Children Can Be Dangerous

“You know what’s funny?”

“What’s that?”

“You’re much older than I am, but I can swim much better than you can.”

If it wasn’t for those soulfully sweet and innocent eyes that have locked their gaze with mine, I would be more upset, but there is nothing malicious or taunting in the words, just an observation from my young friend.

Children are dangerous that way. They can be brutally honest, in the most disarming of ways.

He knows the water frightens me, and it never ceases to amaze me how sensitive and caring he can be. Numerous times this summer, he has come to the edge of the pool with his sword and declared himself to be my protector, which though maybe make believe, I am totally convinced.

Then there was the day he talked me into one of those holding your breath challenges.
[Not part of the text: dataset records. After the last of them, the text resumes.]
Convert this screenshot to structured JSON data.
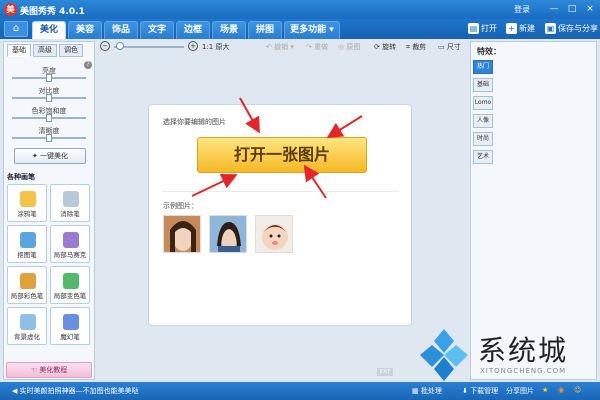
{
  "window": {
    "logo": "美",
    "title": "美图秀秀 4.0.1",
    "login": "登录",
    "minimize": "—",
    "maximize": "□",
    "close": "×"
  },
  "tabs": [
    {
      "label": "美化",
      "active": true
    },
    {
      "label": "美容",
      "active": false
    },
    {
      "label": "饰品",
      "active": false
    },
    {
      "label": "文字",
      "active": false
    },
    {
      "label": "边框",
      "active": false
    },
    {
      "label": "场景",
      "active": false
    },
    {
      "label": "拼图",
      "active": false
    },
    {
      "label": "更多功能 ▾",
      "active": false
    }
  ],
  "top_actions": {
    "open": "打开",
    "new": "新建",
    "save_share": "保存与分享"
  },
  "left_panel": {
    "subtabs": [
      "基础",
      "高级",
      "调色"
    ],
    "sliders": [
      {
        "label": "亮度",
        "level": 0.5
      },
      {
        "label": "对比度",
        "level": 0.5
      },
      {
        "label": "色彩饱和度",
        "level": 0.5
      },
      {
        "label": "清晰度",
        "level": 0.5
      }
    ],
    "onekey_label": "一键美化",
    "section_title": "各种画笔",
    "tools": [
      {
        "label": "涂鸦笔",
        "badge": "",
        "color": "#f3c34a"
      },
      {
        "label": "消除笔",
        "badge": "",
        "color": "#b7c8d8"
      },
      {
        "label": "抠图笔",
        "badge": "",
        "color": "#5aa5df"
      },
      {
        "label": "局部马赛克",
        "badge": "",
        "color": "#9a7bd0"
      },
      {
        "label": "局部彩色笔",
        "badge": "",
        "color": "#e0a13b"
      },
      {
        "label": "局部变色笔",
        "badge": "",
        "color": "#52b86a"
      },
      {
        "label": "背景虚化",
        "badge": "",
        "color": "#8dc0e4"
      },
      {
        "label": "魔幻笔",
        "badge": "",
        "color": "#6a8ee0"
      }
    ],
    "tutorial_label": "美化教程"
  },
  "toolbar2": {
    "ratio": "1:1 原大",
    "rotate_left": "撤销",
    "redo": "重做",
    "original": "原图",
    "rotate": "旋转",
    "crop": "裁剪",
    "size": "尺寸"
  },
  "card": {
    "hint": "选择你要编辑的图片",
    "open_button": "打开一张图片",
    "sample_label": "示例图片："
  },
  "right_panel": {
    "title": "特效：",
    "categories": [
      {
        "label": "热门",
        "active": true
      },
      {
        "label": "基础",
        "active": false
      },
      {
        "label": "Lomo",
        "active": false
      },
      {
        "label": "人像",
        "active": false
      },
      {
        "label": "时尚",
        "active": false
      },
      {
        "label": "艺术",
        "active": false
      }
    ]
  },
  "brand": {
    "name": "系统城",
    "sub": "XITONGCHENG.COM"
  },
  "status": {
    "text": "实时美颜拍照神器—不加图也能美美哒",
    "batch": "批处理",
    "download": "下载管理",
    "share": "分享图片"
  },
  "colors": {
    "title_blue": "#1a6cc0",
    "button_gold": "#f6b826",
    "arrow_red": "#e3262a"
  }
}
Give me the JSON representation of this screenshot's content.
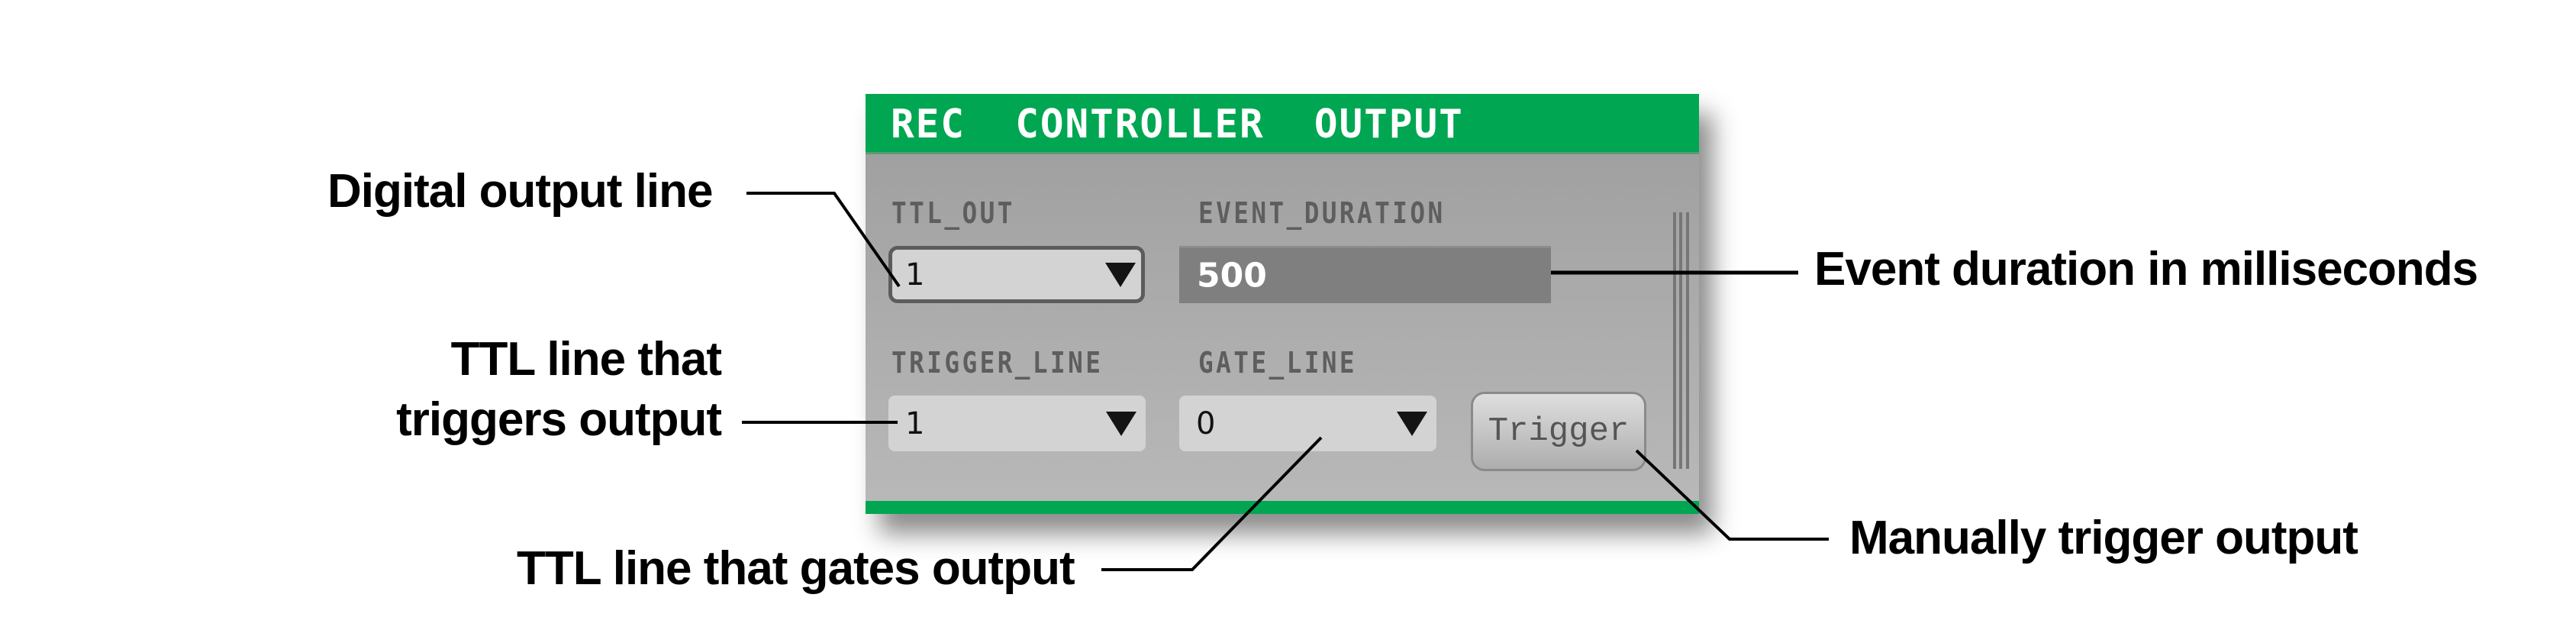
{
  "panel": {
    "title": "REC  CONTROLLER  OUTPUT",
    "accent_color": "#00a651",
    "fields": {
      "ttl_out": {
        "label": "TTL_OUT",
        "value": "1"
      },
      "event_duration": {
        "label": "EVENT_DURATION",
        "value": "500"
      },
      "trigger_line": {
        "label": "TRIGGER_LINE",
        "value": "1"
      },
      "gate_line": {
        "label": "GATE_LINE",
        "value": "0"
      }
    },
    "trigger_button": {
      "label": "Trigger"
    }
  },
  "callouts": {
    "ttl_out": "Digital output line",
    "event_duration": "Event duration in milliseconds",
    "trigger_line_1": "TTL line that",
    "trigger_line_2": "triggers output",
    "gate_line": "TTL line that gates output",
    "trigger_button": "Manually trigger output"
  }
}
I went under for a whole two seconds, after I had just held him under for like 40 or something. I was hoping it would get me out of the game when he realized how lame I truly am in comparison, instead he turned to me with all seriousness and said, “I’m sure you can do longer than two. Maybe you can even get to ten.”
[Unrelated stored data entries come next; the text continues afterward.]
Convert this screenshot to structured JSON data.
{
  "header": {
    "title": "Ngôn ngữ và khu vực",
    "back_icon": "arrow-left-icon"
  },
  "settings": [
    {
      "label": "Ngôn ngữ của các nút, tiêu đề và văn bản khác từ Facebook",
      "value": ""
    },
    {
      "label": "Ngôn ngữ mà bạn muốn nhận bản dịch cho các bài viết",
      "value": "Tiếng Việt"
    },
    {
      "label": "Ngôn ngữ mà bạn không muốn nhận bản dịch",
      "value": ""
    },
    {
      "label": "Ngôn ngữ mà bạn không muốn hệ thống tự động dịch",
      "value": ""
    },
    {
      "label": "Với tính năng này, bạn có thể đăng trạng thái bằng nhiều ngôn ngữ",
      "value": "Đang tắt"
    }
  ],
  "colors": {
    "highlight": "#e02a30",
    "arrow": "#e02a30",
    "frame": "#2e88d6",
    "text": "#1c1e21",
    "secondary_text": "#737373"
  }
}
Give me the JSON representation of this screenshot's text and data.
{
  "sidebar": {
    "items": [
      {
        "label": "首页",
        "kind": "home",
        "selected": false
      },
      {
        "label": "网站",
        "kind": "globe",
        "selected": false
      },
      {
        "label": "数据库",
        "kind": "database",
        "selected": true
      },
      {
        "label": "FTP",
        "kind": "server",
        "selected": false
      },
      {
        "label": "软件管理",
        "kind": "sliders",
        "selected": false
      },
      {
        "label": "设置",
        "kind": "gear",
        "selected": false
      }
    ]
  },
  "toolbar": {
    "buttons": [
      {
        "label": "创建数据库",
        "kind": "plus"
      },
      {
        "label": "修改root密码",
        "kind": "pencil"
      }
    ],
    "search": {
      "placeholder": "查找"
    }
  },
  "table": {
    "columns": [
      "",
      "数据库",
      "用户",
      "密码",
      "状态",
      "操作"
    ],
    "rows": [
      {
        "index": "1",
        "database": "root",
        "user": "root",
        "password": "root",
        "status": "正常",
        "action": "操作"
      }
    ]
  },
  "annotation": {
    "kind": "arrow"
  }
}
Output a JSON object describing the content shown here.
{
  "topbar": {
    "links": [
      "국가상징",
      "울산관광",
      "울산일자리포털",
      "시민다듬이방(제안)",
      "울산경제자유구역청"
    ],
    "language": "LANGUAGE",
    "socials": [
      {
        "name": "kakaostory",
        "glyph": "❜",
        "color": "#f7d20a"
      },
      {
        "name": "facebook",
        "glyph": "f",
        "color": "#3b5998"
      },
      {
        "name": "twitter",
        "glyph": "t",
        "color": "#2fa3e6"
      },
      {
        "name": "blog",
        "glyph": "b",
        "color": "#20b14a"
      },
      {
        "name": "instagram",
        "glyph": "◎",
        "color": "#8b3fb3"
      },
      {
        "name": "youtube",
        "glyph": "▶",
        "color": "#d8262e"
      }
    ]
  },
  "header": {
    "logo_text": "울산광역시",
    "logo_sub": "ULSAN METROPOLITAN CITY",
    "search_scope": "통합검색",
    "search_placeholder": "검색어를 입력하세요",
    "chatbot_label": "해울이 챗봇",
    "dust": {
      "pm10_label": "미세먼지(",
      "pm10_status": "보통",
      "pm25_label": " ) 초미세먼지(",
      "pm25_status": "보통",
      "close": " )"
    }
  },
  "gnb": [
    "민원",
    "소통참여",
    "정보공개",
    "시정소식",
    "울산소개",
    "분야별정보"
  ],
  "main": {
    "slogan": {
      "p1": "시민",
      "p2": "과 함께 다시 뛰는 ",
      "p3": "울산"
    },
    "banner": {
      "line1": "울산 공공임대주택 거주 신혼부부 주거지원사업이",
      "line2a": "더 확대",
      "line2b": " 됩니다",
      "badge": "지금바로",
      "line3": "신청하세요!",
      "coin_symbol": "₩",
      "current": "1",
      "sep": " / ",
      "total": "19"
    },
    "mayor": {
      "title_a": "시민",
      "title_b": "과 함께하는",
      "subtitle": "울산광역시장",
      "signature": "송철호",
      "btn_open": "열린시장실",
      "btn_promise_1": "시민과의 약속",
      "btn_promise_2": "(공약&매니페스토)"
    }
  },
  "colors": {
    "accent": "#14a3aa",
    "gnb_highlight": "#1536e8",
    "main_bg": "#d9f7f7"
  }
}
Who can argue? That day I held myself underwater for 24 seconds, voluntarily, because a ten year old believed I could.

Spending time with children is dangerous, I tell you.

“People wish to learn to swim and at the same time to keep one foot on the ground.” -Marcel Proust

Therein lies the problem with learning to swim, it requires letting go and trusting.

{insert Frozen sing-a-long soundtrack here}

I am well aware of the terror beating in my heart and racing through my brain, which I feel I am completely unable to control or to tame. It crowds out any logical thought processes and shutters out any hope of change. It has been my companion for decades.

Then a child with knowing eyes, looks at me and says, “Come on. Follow me,” as he swims for the deep end of the pool in search of sea creatures to explore and be rescued from.

Children can be dangerous that way. They are persuasively charming when they invite you into their world, a place where anything is possible.

And against all the fear-filled judgement of my situation, I think, “Yeah, just maybe it really is possible.”